Un tema que queda tocado de soslayo es la crítica social. Las referencias apuntan hacia un gobierno corrupto que obliga con sus decisiones al pueblo a corromperse. Un fuerte sarcasmo provoca la carcajada generalizada, debido a una situación tristemente conocida por todos los asistentes. Quizá se debería haber ahondado en este tema y no solamente haber apuntalado sus cimientos, de manera que son elementos que de nuevo no terminan de conjugarse con otros capítulos de la obra. Asunto similar ocurre con la transgresión a la que aspira la obra. Para que nadie se llame a engaño, es precisa la siguiente advertencia: la obra puede escandalizar a cierto sector del catolicismo más integrista y con razón. Pero apenas se atreve a cruzar el umbral de los tabús, esbozando más que definiendo, sugiriendo más que diciendo. El instinto sí que aparece, eso es innegable, pero la pretensión de transgresión podría radicalizarse unos grados.

Risas en la tragedia

Una teoría nada descabellada sería unir esta falta de transgresión pretendida con las ínfulas de tragedia presentes en la obra y comentar que ambas se ven aprisionadas bajo el peso brutal que adquiere el humor.
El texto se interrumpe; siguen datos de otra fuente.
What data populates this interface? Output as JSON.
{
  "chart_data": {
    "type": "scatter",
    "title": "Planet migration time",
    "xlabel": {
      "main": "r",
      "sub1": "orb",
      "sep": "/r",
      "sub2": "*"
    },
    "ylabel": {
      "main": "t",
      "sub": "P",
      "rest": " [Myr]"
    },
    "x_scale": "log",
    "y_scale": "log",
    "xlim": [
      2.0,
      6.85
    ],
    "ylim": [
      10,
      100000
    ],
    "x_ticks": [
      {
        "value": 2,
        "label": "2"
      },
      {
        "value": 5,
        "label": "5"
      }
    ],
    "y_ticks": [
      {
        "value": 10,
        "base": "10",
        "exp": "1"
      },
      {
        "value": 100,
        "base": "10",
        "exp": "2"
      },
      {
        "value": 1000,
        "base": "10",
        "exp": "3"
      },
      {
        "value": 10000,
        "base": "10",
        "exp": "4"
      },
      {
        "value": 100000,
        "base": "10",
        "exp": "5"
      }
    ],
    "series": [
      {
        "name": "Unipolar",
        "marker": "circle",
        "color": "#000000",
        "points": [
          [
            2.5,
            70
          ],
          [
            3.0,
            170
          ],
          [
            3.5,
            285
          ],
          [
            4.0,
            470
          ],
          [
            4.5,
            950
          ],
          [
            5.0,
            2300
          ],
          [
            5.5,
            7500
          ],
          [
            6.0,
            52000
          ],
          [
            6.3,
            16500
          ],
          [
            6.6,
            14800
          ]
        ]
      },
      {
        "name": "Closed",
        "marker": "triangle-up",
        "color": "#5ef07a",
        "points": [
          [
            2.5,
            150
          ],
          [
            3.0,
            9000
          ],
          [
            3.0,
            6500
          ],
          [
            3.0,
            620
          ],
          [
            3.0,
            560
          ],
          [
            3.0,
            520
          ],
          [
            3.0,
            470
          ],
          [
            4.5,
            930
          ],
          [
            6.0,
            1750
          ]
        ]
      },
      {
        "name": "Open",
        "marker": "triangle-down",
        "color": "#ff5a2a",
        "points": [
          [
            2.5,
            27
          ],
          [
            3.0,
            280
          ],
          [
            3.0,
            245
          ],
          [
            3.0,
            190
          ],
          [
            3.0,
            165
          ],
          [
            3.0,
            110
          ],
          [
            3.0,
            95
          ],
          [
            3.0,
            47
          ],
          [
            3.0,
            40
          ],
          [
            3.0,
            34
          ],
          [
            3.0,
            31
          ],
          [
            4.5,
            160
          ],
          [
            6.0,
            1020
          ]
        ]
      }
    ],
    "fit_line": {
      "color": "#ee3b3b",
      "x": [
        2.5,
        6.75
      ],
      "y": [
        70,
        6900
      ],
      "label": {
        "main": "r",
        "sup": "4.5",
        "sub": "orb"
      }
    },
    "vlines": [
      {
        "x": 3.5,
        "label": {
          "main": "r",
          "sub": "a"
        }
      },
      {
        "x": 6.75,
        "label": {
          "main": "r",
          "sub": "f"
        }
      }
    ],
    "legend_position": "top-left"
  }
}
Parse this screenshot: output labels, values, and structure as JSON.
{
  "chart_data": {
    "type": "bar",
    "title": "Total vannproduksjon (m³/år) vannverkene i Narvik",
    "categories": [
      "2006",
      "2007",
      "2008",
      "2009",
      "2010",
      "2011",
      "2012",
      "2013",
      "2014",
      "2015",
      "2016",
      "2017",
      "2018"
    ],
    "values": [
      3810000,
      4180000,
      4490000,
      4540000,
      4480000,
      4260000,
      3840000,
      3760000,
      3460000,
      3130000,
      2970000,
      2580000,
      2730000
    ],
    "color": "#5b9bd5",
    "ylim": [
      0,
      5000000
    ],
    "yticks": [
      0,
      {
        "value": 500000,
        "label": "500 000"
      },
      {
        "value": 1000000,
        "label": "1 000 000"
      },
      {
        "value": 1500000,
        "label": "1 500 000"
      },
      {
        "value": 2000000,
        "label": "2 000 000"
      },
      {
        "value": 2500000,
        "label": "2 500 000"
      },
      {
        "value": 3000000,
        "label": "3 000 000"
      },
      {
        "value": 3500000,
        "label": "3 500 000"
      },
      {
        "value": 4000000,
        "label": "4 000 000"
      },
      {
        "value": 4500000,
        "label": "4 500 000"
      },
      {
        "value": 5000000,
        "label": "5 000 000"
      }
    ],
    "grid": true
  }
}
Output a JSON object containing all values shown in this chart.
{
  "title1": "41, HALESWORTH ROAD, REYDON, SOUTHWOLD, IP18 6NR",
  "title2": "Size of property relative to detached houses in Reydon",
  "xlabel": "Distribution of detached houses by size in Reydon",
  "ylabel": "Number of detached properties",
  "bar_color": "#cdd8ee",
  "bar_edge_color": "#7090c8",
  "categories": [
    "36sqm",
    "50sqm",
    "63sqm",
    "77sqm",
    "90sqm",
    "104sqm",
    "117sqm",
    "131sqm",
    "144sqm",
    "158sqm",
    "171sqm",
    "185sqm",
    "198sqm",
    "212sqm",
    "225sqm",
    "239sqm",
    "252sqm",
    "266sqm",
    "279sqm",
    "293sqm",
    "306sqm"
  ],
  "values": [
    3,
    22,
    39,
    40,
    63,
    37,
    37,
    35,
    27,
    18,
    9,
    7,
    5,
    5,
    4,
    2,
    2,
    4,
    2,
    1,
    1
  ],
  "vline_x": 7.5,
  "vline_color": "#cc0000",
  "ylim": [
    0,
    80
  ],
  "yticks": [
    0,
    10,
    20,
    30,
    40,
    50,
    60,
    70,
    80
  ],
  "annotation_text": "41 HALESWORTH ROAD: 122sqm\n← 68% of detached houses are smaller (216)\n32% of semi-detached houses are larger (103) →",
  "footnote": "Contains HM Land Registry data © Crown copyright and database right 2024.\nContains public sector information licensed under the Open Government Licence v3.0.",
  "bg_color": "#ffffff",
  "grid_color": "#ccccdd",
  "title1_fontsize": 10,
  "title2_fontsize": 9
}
Las risas infinitas con las que empieza la obra ya no podrán ser acalladas por el tono trágico, ni la transgresión podrá ser tomada en serio. Además, el acento gaditano es incapaz de ser escenario de dramas, como se comenta desde la ironía en la propia obra. De igual manera, mientras la justicia poética pseudo-divina cumple el destino en el escenario, los comentarios de José Luis siguen teñidos de un viento del sur acompañado de jocosidad.

Sublime trío para un relato en el que el espectador no logra sumergirse

Desde la sinopsis, Antonio Álamo alude al carácter experimental de la obra. En efecto, la función tiene mucho de experimento, por lo que muchos de sus aspectos deben ser aún revisados y pulidos. En forma de resumen, es un experimento fallido, pero que roza el éxito de sus aspiraciones, por lo que debe esperarse mucho de esta compañía. Desde otra óptica, que no se consiga una obra redonda no es óbice para disfrutar de un entretenimiento muy elaborado y sobre todo, unas actrices que podrían meterse en la piel de cualquier humano que les plazca. Sublime trío para un relato en el que el espectador no logra sumergirse.